When a twinge of pain or a wobble lets you know your knees aren’t as sturdy as they once were, buying a quality knee brace might be your first step.
But how do you know which one to choose?
Meeting your knee’s needs
There are hundreds of types of knee braces, but according to J. Kristopher Ware, MD, an orthopedic surgeon with the Hartford HealthCare Bone & Joint Institute, your specific needs can help narrow down the options.
“Choosing a brace depends on the patient’s circumstances. In most cases, brace use is temporary or limited to specific activities. The duration of use varies from all the time for post-operative bracing, to limited use during sports for functional braces,” said Dr. Ware.
Common types of knee braces include:
- Compression/support: These neoprene or fabric sleeves slide onto the knee. Although they provide little structural support, they do help with compression to reduce swelling. They can also improve joint position sense, and people sometimes feel improved confidence in their knees wearing one, Dr. Ware said. This brace is helpful if you suffer from mild knee swelling, patellofemoral pain syndrome or mild arthritis.

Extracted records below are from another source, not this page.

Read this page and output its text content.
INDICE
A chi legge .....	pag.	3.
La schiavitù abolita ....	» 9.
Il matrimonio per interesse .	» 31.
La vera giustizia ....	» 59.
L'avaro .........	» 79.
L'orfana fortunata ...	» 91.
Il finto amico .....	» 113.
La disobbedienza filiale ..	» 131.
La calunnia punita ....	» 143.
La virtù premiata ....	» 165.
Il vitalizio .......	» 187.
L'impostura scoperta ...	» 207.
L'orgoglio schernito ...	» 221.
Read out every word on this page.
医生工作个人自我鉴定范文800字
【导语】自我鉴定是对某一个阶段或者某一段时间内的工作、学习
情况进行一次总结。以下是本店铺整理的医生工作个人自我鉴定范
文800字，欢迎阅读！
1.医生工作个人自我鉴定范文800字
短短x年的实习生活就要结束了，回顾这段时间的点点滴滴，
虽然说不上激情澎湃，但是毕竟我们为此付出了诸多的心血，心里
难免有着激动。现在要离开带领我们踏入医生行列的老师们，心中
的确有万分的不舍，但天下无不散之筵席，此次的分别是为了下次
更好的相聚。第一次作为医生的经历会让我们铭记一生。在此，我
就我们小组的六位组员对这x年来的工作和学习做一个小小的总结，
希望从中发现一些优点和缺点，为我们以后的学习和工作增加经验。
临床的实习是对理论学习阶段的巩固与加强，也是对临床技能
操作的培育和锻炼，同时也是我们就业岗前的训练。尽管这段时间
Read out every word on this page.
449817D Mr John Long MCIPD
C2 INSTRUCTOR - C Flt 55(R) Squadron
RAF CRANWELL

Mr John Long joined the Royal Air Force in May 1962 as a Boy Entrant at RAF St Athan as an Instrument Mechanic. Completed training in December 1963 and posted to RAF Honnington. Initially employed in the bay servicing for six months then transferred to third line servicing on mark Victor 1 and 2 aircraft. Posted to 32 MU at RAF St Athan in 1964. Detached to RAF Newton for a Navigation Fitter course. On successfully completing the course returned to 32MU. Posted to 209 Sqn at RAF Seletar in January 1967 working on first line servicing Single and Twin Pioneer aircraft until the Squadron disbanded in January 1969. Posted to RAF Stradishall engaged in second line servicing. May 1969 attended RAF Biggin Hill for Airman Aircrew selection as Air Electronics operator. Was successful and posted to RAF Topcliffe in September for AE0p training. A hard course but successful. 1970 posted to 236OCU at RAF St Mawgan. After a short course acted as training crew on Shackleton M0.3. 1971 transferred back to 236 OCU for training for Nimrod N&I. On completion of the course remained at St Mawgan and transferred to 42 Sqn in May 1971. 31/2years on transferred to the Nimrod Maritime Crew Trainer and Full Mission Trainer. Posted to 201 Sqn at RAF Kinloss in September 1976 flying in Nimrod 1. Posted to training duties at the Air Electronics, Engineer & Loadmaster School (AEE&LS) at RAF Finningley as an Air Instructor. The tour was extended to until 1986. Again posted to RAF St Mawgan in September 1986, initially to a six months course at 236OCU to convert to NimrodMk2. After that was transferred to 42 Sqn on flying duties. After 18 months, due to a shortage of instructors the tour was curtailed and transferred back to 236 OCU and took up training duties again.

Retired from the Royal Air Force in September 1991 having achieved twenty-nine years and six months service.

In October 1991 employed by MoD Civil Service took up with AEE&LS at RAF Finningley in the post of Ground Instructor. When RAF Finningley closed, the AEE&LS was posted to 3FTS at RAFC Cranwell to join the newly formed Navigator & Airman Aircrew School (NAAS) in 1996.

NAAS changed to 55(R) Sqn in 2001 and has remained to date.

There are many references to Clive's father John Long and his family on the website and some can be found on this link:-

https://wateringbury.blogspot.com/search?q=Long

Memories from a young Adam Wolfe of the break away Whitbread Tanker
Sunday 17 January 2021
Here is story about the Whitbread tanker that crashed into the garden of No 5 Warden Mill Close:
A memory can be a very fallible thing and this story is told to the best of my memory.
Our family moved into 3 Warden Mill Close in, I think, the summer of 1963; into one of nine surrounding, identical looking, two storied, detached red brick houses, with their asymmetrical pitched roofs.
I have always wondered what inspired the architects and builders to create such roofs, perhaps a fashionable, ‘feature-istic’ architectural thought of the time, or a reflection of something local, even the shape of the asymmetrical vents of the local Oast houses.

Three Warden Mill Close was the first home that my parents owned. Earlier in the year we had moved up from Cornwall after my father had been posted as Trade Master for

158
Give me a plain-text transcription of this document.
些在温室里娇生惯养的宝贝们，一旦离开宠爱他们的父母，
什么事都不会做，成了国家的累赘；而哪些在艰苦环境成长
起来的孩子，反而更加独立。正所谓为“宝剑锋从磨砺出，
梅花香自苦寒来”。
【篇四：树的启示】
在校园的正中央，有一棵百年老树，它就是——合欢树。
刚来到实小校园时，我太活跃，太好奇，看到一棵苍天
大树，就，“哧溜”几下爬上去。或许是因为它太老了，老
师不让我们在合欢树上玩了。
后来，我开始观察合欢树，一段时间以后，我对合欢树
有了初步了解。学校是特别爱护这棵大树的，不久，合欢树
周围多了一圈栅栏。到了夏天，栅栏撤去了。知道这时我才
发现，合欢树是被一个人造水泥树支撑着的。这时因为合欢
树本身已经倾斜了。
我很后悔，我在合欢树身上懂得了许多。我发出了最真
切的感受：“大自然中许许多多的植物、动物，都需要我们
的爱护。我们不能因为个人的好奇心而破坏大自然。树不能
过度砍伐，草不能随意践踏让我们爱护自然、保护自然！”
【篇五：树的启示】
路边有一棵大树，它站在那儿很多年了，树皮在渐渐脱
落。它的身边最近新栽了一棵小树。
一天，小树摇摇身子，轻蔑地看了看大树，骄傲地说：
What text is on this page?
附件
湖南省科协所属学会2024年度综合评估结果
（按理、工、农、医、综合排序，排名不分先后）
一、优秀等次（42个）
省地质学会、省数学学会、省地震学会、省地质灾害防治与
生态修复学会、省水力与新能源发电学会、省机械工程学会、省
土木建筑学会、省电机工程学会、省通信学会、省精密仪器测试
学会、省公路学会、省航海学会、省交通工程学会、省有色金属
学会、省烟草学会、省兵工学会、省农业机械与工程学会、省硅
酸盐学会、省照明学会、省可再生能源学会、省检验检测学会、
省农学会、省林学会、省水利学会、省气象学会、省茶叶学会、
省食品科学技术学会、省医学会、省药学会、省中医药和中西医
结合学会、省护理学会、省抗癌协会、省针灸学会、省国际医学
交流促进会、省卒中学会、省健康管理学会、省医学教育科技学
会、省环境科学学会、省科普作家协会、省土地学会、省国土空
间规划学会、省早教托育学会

- Functional braces: These braces provide stability with rigid side supports or custom fit hinges. They can be used during sports and recreational activities, allowing athletes to return to play after a ligament injury. In some cases, they may reduce the risk of recurrent injury.
- Unloading braces: When significant arthritis is affecting one side of the knee, these braces “unload” the arthritic side and force pressure onto the healthy side.
- Patellar stabilizing braces: After a patellar – or kneecap – dislocation, these braces use pressure to keep the kneecap in the correct position.
- Controlled motion braces: These long braces have hinges that can be locked at certain positions in the range of motion. These are most commonly prescribed after a knee fracture or ligament reconstruction surgery. Because they limit range of motion, they protect the knee but allow for limited activities.
Once the type of brace chosen, it’s equally important to select the correct size, Dr. Ware said.
“Custom braces are typically fabricated based on a mold of the knee. Non custom fit, or ‘off the shelf’ braces are selected based mostly on circumference of the knee and thigh,” he explained, adding that an orthotist, or brace-fitting specialist, can help select the best size.
Still confused? Ask an expert
Because they specialize in finding the best solutions for patients with knee trouble, orthopedic surgeons, physical therapists, athletic trainers and orthotists, or a healthcare professional who makes and fits braces and splints, are the best resource if you’re having instability or pain, said Dr. Ware.
With the size and type of brace in hand, knee braces can be ordered online or purchased in a medical supply or sporting goods store.